Quick Tip: It’s Ok to Dread Therapy

For all the positive press I have directed towards my therapist and OCD therapy in previous posts, that is not to say that my treatment was all smooth sailing. There were many times that I woke up on the day of my appointment and thought “damn, I do not want to do this today”. And I think intuitively this thought makes sense. OCD therapy often involves confronting your OCD fears (i.e. the thoughts you hate most in the world) intimately, leading to a lot of potential anxiety. And sometimes after a week or so of not having many OCD thoughts, the last thing I wanted to do was dig deep and bring them to the surface. Or in other cases, I had already had a difficult week with OCD and I felt like therapy would just exacerbate the problem by piling on even more troublesome thoughts.

However, even though I probably dreaded my therapy appointment as often as I looked forward to it, I can say with confidence that I came out of basically every single session with a more positive outlook than when I went in.
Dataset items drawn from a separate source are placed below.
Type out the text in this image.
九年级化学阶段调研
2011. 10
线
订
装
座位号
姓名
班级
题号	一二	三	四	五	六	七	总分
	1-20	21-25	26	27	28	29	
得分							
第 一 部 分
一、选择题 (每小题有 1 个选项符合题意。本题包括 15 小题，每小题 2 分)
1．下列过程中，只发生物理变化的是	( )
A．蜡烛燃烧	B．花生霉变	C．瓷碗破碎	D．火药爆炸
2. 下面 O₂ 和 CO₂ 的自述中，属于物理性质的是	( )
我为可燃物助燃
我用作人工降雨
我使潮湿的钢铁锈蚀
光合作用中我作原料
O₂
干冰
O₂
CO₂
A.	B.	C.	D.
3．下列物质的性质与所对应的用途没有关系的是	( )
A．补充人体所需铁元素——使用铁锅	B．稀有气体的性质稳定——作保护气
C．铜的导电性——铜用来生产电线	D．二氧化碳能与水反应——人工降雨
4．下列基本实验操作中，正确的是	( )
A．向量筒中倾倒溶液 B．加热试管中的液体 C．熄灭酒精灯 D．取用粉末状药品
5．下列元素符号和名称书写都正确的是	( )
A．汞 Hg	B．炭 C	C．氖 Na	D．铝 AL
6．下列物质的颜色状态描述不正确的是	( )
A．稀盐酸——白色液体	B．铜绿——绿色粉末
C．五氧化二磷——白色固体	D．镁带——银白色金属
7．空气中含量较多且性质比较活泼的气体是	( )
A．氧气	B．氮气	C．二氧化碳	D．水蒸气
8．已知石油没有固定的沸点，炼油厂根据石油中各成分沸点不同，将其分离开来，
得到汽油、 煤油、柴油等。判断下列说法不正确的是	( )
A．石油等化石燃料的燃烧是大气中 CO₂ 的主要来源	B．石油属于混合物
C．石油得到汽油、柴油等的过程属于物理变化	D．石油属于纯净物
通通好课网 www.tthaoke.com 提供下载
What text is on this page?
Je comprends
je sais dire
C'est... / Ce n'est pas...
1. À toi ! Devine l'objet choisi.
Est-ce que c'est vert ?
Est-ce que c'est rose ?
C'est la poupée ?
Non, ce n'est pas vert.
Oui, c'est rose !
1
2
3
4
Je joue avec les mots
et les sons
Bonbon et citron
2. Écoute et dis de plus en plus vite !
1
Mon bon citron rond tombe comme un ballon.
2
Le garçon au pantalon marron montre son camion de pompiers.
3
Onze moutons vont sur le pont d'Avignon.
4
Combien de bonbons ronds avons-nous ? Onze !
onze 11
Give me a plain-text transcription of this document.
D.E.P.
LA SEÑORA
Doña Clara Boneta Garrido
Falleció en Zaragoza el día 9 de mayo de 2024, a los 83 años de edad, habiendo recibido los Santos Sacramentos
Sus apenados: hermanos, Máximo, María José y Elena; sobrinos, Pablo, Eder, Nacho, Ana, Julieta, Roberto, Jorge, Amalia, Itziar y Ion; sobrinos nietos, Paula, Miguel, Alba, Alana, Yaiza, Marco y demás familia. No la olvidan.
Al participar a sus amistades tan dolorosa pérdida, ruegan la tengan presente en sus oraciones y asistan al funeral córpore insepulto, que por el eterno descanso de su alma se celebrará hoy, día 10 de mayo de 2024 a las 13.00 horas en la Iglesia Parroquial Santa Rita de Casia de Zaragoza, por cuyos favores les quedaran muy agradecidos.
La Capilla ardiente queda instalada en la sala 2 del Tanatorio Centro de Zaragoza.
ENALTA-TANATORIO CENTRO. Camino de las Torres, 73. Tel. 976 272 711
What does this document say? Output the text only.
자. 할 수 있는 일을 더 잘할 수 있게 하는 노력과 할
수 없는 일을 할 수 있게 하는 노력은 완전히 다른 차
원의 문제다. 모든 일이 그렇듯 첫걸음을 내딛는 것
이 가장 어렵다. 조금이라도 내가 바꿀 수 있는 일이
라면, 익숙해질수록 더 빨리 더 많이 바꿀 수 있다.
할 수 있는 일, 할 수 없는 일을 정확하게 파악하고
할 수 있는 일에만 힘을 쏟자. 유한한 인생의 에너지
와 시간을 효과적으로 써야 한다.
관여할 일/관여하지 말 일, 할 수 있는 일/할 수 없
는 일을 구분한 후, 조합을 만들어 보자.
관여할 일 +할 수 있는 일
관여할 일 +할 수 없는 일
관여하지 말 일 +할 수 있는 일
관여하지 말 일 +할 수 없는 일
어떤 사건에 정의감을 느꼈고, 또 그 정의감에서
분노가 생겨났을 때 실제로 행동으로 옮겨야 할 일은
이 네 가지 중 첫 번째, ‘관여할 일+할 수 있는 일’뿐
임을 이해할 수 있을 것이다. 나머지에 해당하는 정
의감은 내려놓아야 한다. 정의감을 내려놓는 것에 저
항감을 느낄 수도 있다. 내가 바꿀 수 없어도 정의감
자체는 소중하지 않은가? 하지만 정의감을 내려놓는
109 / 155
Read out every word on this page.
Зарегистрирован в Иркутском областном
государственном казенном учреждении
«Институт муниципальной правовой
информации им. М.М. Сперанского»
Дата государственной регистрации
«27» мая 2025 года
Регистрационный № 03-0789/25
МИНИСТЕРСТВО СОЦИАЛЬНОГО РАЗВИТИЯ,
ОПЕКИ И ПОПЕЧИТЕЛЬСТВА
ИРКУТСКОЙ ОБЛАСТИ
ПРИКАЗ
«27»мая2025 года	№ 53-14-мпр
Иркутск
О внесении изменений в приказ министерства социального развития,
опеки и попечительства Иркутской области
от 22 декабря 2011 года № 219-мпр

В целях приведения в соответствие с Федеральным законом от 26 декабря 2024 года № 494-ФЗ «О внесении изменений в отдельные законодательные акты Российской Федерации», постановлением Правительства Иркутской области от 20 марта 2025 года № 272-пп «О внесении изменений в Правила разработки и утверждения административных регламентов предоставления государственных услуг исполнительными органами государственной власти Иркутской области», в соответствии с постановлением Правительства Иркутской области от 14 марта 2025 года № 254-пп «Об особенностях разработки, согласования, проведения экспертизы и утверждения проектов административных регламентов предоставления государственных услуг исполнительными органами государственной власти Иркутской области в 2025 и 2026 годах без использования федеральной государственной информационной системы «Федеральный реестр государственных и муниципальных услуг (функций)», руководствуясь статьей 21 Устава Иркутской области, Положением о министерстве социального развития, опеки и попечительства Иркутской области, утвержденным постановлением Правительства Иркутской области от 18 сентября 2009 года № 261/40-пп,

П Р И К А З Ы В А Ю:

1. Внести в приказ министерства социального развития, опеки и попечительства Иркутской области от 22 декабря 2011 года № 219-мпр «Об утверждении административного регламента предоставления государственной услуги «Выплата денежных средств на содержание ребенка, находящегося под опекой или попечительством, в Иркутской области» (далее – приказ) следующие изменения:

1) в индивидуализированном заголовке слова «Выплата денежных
And oftentimes, the reasoning for why the session was helpful varied. Sometimes I learned a new skill or other times, I dispelled a dumb OCD fear. And frequently, it was even simpler than that. It is nice just to talk to someone who understands what you are going through, is non-judgmental, and is there to help. I would even recommend therapy to someone who doesn’t have OCD. Talking about what is going on in your life to a professional is a healthy form of self-care. So in summary, understand that it is ok to not want to talk with your therapist sometimes, but if you trust them and the work they have done with you so far, then proceed to your session with confidence as it will almost undoubtedly be a beneficial experience.